I found myself pulling the quack-grass out of the area closest to the back porch. I don’t currently have a working lawnmower and I have not had a chance to get over to Frank who told me’d fix me up with something. I’d like to put a patio area out there. A tick-free zone, where you could sit and have coffee in the morning, or sit with a neighbour and chat. I laid a few stones just to get a feel for how it would look and what would be required. I have a plan, I tell you. I started to raise the grade around the house and put gravel in as I don’t have eavestroughs, and the area around the house has sunk because the water runs straight off the roof beside the foundation. I have about half of the house done so far. I moved the laundry line from the back porch to the side of the house between the the barn and the pantry side. I’d like to put a door from the pantry to outside as it will make collecting eggs from the chickens so much easier. Of course, I don’t have chickens yet, so this is not an issue for the time being.

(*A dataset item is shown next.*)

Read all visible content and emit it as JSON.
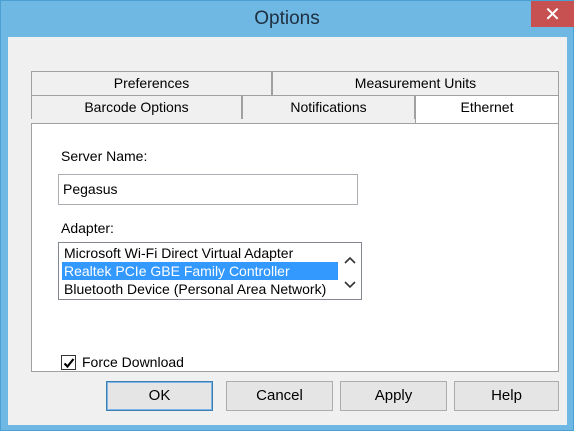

This summer, I will get the storm windows off of downstairs and reglaze and seal around the old wood double-hung windows, and give them a paint job. There are twenty windows to work on downstairs. Eight more upstairs. 

The black flies and mosquitoes have started to emerge. I was giving plants to a gentleman for his wife and as we spoke, I saw his head was encircled by flying things. They came to me as I walked through the field and into the wooded area in front of my house. I am so drawn to that area. It is the most beautiful view from my front windows, and so inviting to walk into and disappear. I want that view to never change except with the seasons. In the fall the larches were bright yellow well into November. Now, in the spring, the colours are deep yellow green, rusty purple reds and golden oranges. Now, there are trees blooming, a beautiful fragrant apple blossoms on the tree at the edge of the woods. I stood for a couple of minutes, a branch pulled to my nose, breathing in the sweetness (and probably the pollen) until the mosquitoes found me and forced me to move on. I wonder if this is why I have no allergies. There is a picture of me at a year old and my face is buried in a rose. My daughter says I might as well stick them right up my nose, I breathe flowers in so deeply. 

Out the front door (just look at those floors!)

I want so much to plant, but until that deer fence goes up, there will be no planting anything. I will have that fence up before the end of May, no matter what.